Let $A \in \mathbb{C}^{4 \times4}$ and $A^5 = I$.

  1. Is $A$ always diagonalizable?

  2. How to show $|\mbox{tr} (A)| \leq 4$?

  3. If $\mbox{tr} (A) = 4$, can we determine matrix $A$?

Some ideas:

  1. A matrix is diagonalizable if and only for each eigenvalue the dimension of the eigenspace is equal to the multiplicity of the eigenvalue.

  2. A matrix or linear map is diagonalizable over the field $F$ if and only if its minimal polynomial is a product of distinct linear factors over $F$.

But how can we obtain the eigenvalue from the first method? And how can we calculate minimal polynomial of $A$? By the way, given $A \in \mathbb{C}^{4\times4}$, can we say we have a linear operator $T \in \mathcal{L}(\mathbb{C}^{4\times4})$?


2 Answers 2


Yes it is diagonalisable. Since $A^5-1 = 0$ and the polynomial $X^5-1$ has simple roots over $\mathbb{C}$.

Thus the eigenvalues of $A$ are included in the root of $X^5-1$. The root of this polynomial are $5-$ root of unity thus they have module $1$. Hence $\mid tr(A) \mid \leq 4$.

Moreover if $\mid tr(A) \mid =4$ it means that a subset of length $4$ of $\{ e^{2\pi i k /5} \mid k \in [0,4] \}$, has a sum with module equal to $4$, I am sure you can continue from here.

And yes given a matrix we have a linear operator but not from $L(\mathbb{ C}^{4 \times 4})$ but from $L(\mathbb{C}^4)$. It’s the linear operator which sends the canonical basis on the column of $A$.


And how can we calculate minimal polynomial of $A$

We can't - but we can say enough about it. We have a polynomial that annihilates $A$, so that polynomial $x^5-1$ must be some multiple of the minimal polynomial. Factoring $$x^5-1=(x-1)(x-\omega)(x-\omega^2)(x-\omega^3)(x-\omega^4)$$ where $\omega$ is a primitive $5$th root of unity, the minimal polynomial must be a product of some subset of those factors. That can be any subset of one to four factors; zero is impossible because $I\neq 0$, and five is impossible because it's a $4\times 4$ matrix and its minimal polynomial can't have degree greater than $4$. In any case, that minimal polynomial is definitely a product of distinct linear factors.

Whichever factors we choose, we'll get the corresponding number as an eigenvalue. If we chose fewer than four factors, some of those eigenvalues will be doubled up with higher multiplicity. So then, how can we show that the geometric multiplicity is the same as the algebraic multiplicity for each of them? Try putting it into Jordan form, and see what that polynomial $A^5-1$ does to a Jordan block.

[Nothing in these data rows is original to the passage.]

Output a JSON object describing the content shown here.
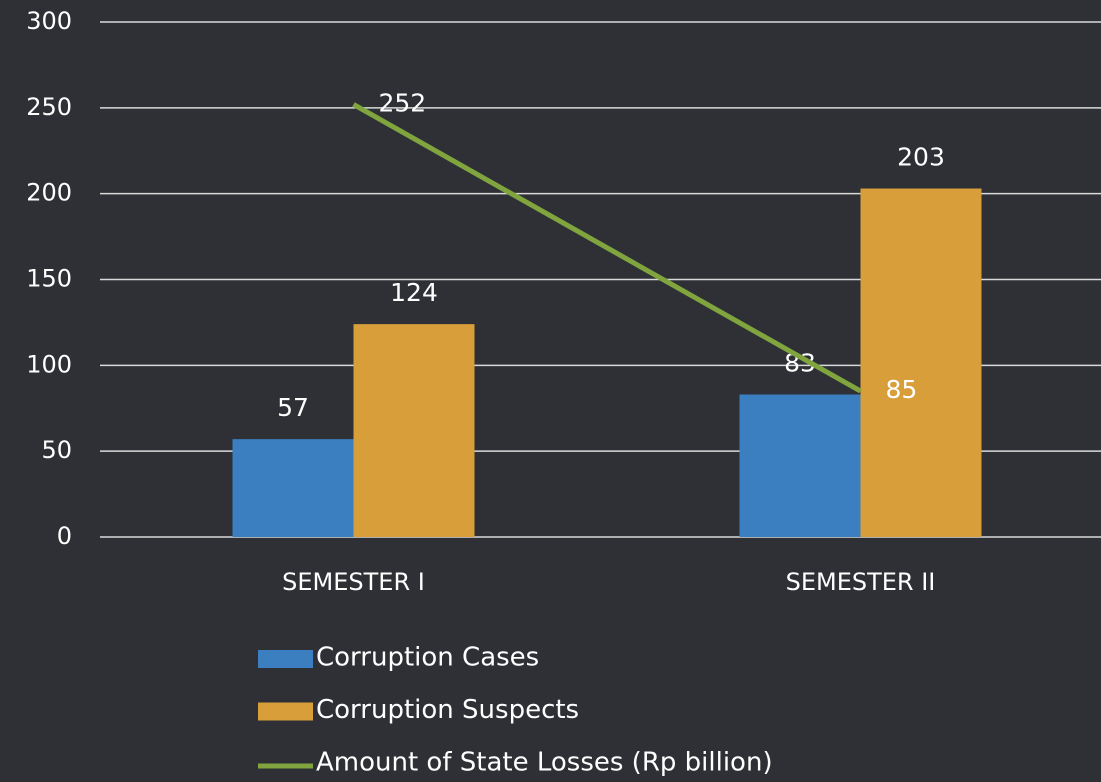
{
  "chart_data": {
    "type": "bar",
    "categories": [
      "SEMESTER I",
      "SEMESTER II"
    ],
    "series": [
      {
        "name": "Corruption Cases",
        "color": "#3b7fc0",
        "values": [
          57,
          83
        ]
      },
      {
        "name": "Corruption Suspects",
        "color": "#d89e3a",
        "values": [
          124,
          203
        ]
      },
      {
        "name": "Amount of State Losses (Rp billion)",
        "color": "#80a53f",
        "type": "line",
        "values": [
          252,
          85
        ]
      }
    ],
    "ylim": [
      0,
      300
    ],
    "yticks": [
      0,
      50,
      100,
      150,
      200,
      250,
      300
    ],
    "grid": true,
    "legend": "bottom"
  }
}
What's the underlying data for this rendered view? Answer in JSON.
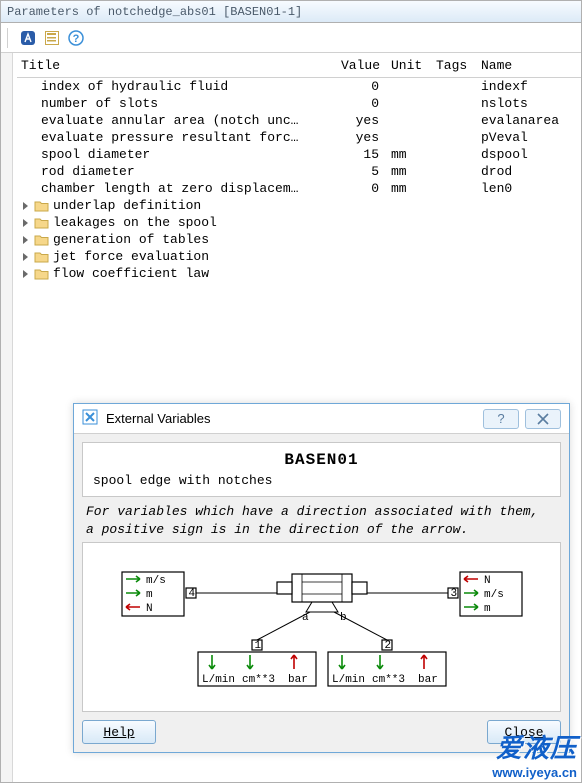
{
  "window": {
    "title": "Parameters of notchedge_abs01 [BASEN01-1]"
  },
  "toolbar": {
    "icons": [
      "app-icon",
      "form-icon",
      "help-icon"
    ]
  },
  "columns": {
    "title": "Title",
    "value": "Value",
    "unit": "Unit",
    "tags": "Tags",
    "name": "Name"
  },
  "params": [
    {
      "title": "index of hydraulic fluid",
      "value": "0",
      "unit": "",
      "name": "indexf",
      "trunc": false
    },
    {
      "title": "number of slots",
      "value": "0",
      "unit": "",
      "name": "nslots",
      "trunc": false
    },
    {
      "title": "evaluate annular area (notch unc",
      "value": "yes",
      "unit": "",
      "name": "evalanarea",
      "trunc": true
    },
    {
      "title": "evaluate pressure resultant forc",
      "value": "yes",
      "unit": "",
      "name": "pVeval",
      "trunc": true
    },
    {
      "title": "spool diameter",
      "value": "15",
      "unit": "mm",
      "name": "dspool",
      "trunc": false
    },
    {
      "title": "rod diameter",
      "value": "5",
      "unit": "mm",
      "name": "drod",
      "trunc": false
    },
    {
      "title": "chamber length at zero displacem",
      "value": "0",
      "unit": "mm",
      "name": "len0",
      "trunc": true
    }
  ],
  "folders": [
    "underlap definition",
    "leakages on the spool",
    "generation of tables",
    "jet force evaluation",
    "flow coefficient law"
  ],
  "dialog": {
    "title": "External Variables",
    "component": "BASEN01",
    "subtitle": "spool edge with notches",
    "note1": "For variables which have a direction associated with them,",
    "note2": "a positive sign is in the direction of the arrow.",
    "port_left": {
      "labels": [
        "m/s",
        "m",
        "N"
      ],
      "dirs": [
        "r",
        "r",
        "l"
      ],
      "num": "4"
    },
    "port_right": {
      "labels": [
        "N",
        "m/s",
        "m"
      ],
      "dirs": [
        "l",
        "r",
        "r"
      ],
      "num": "3"
    },
    "port_bottom_l": {
      "labels": [
        "L/min",
        "cm**3",
        "bar"
      ],
      "dirs": [
        "d",
        "d",
        "u"
      ],
      "num": "1"
    },
    "port_bottom_r": {
      "labels": [
        "L/min",
        "cm**3",
        "bar"
      ],
      "dirs": [
        "d",
        "d",
        "u"
      ],
      "num": "2"
    },
    "help": "Help",
    "close": "Close"
  },
  "watermark": {
    "cn": "爱液压",
    "url": "www.iyeya.cn"
  },
  "colors": {
    "green": "#0a8a0a",
    "red": "#c00000",
    "dlg_border": "#6fa8d8",
    "titlebar_text": "#4a5a6a",
    "btn_border": "#7aa8cf"
  }
}
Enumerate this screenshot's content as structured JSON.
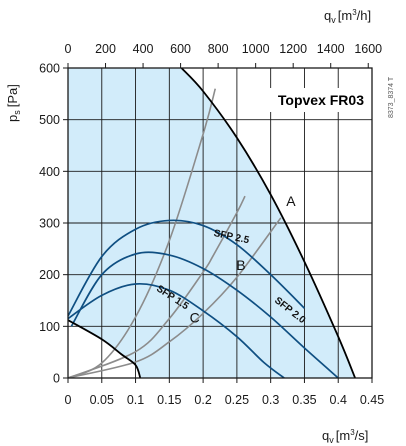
{
  "chart_data": {
    "type": "line",
    "title": "Topvex FR03",
    "side_code": "8373_8374 T",
    "x_label": "q",
    "x_label_sub": "v",
    "x_label_unit": "[m",
    "x_label_sup": "3",
    "x_label_unit_end": "/s]",
    "x2_label": "q",
    "x2_label_sub": "v",
    "x2_label_unit": "[m",
    "x2_label_sup": "3",
    "x2_label_unit_end": "/h]",
    "y_label": "p",
    "y_label_sub": "s",
    "y_label_unit": "[Pa]",
    "xlim": [
      0,
      0.45
    ],
    "ylim": [
      0,
      600
    ],
    "x2lim": [
      0,
      1620
    ],
    "x_ticks": [
      "0",
      "0.05",
      "0.1",
      "0.15",
      "0.2",
      "0.25",
      "0.3",
      "0.35",
      "0.4",
      "0.45"
    ],
    "x2_ticks": [
      "0",
      "200",
      "400",
      "600",
      "800",
      "1000",
      "1200",
      "1400",
      "1600"
    ],
    "y_ticks": [
      "0",
      "100",
      "200",
      "300",
      "400",
      "500",
      "600"
    ],
    "grid": true,
    "operating_area_color": "#d2ecfa",
    "system_curve_color": "#8c8c8c",
    "fan_curve_color": "#0f4f82",
    "boundary_color": "#000000",
    "operating_area": {
      "upper_boundary": [
        [
          0.168,
          600
        ],
        [
          0.2,
          555
        ],
        [
          0.25,
          465
        ],
        [
          0.3,
          355
        ],
        [
          0.35,
          225
        ],
        [
          0.4,
          80
        ],
        [
          0.425,
          0
        ]
      ],
      "lower_boundary": [
        [
          0,
          112
        ],
        [
          0.05,
          75
        ],
        [
          0.08,
          45
        ],
        [
          0.1,
          25
        ],
        [
          0.107,
          0
        ]
      ]
    },
    "system_curves": [
      {
        "name": "A",
        "label_at": [
          0.323,
          333
        ],
        "points": [
          [
            0,
            0
          ],
          [
            0.1,
            31
          ],
          [
            0.15,
            70
          ],
          [
            0.2,
            125
          ],
          [
            0.25,
            195
          ],
          [
            0.315,
            310
          ]
        ]
      },
      {
        "name": "B",
        "label_at": [
          0.249,
          209
        ],
        "points": [
          [
            0,
            0
          ],
          [
            0.1,
            51
          ],
          [
            0.15,
            115
          ],
          [
            0.2,
            205
          ],
          [
            0.215,
            237
          ],
          [
            0.25,
            320
          ],
          [
            0.262,
            352
          ]
        ]
      },
      {
        "name": "C",
        "label_at": [
          0.18,
          107
        ],
        "points": [
          [
            0,
            0
          ],
          [
            0.05,
            29
          ],
          [
            0.1,
            118
          ],
          [
            0.15,
            266
          ],
          [
            0.2,
            472
          ],
          [
            0.218,
            560
          ]
        ]
      }
    ],
    "fan_curves": [
      {
        "name": "SFP 2.5",
        "label_at": [
          0.215,
          275
        ],
        "points": [
          [
            0,
            120
          ],
          [
            0.05,
            235
          ],
          [
            0.1,
            288
          ],
          [
            0.15,
            305
          ],
          [
            0.2,
            295
          ],
          [
            0.25,
            258
          ],
          [
            0.3,
            200
          ],
          [
            0.35,
            135
          ]
        ]
      },
      {
        "name": "SFP 2.0",
        "label_at": [
          0.305,
          148
        ],
        "points": [
          [
            0.005,
            100
          ],
          [
            0.05,
            200
          ],
          [
            0.1,
            240
          ],
          [
            0.15,
            238
          ],
          [
            0.2,
            212
          ],
          [
            0.25,
            170
          ],
          [
            0.3,
            118
          ],
          [
            0.35,
            58
          ],
          [
            0.4,
            0
          ]
        ]
      },
      {
        "name": "SFP 1.5",
        "label_at": [
          0.13,
          170
        ],
        "points": [
          [
            0,
            115
          ],
          [
            0.05,
            160
          ],
          [
            0.1,
            182
          ],
          [
            0.15,
            170
          ],
          [
            0.2,
            130
          ],
          [
            0.25,
            80
          ],
          [
            0.29,
            30
          ],
          [
            0.32,
            0
          ]
        ]
      }
    ]
  }
}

By the way, given $A\in \mathbb{C}^{4\times 4}$, can we say we have a linear operator $T\in\mathcal{L}(\mathbb{C}^{4\times 4})$

We really shouldn't. We need both a domain and a codomain for our linear operator - that $\mathcal{L}$ should have two arguments. Make both of those arguments $\mathbb{C}^4$, and we're talking about the operator given by multiplying our matrix by a vector (represented with respect to the standard basis). I'll guess this is the operation you meant - in which case the notation you used is just wrong.

We could also make both of the arguments $\mathbb{C}^{4\times 4}$, for multiplication of a matrix by $A$. That is a linear operator, but it's not something we're likely to use.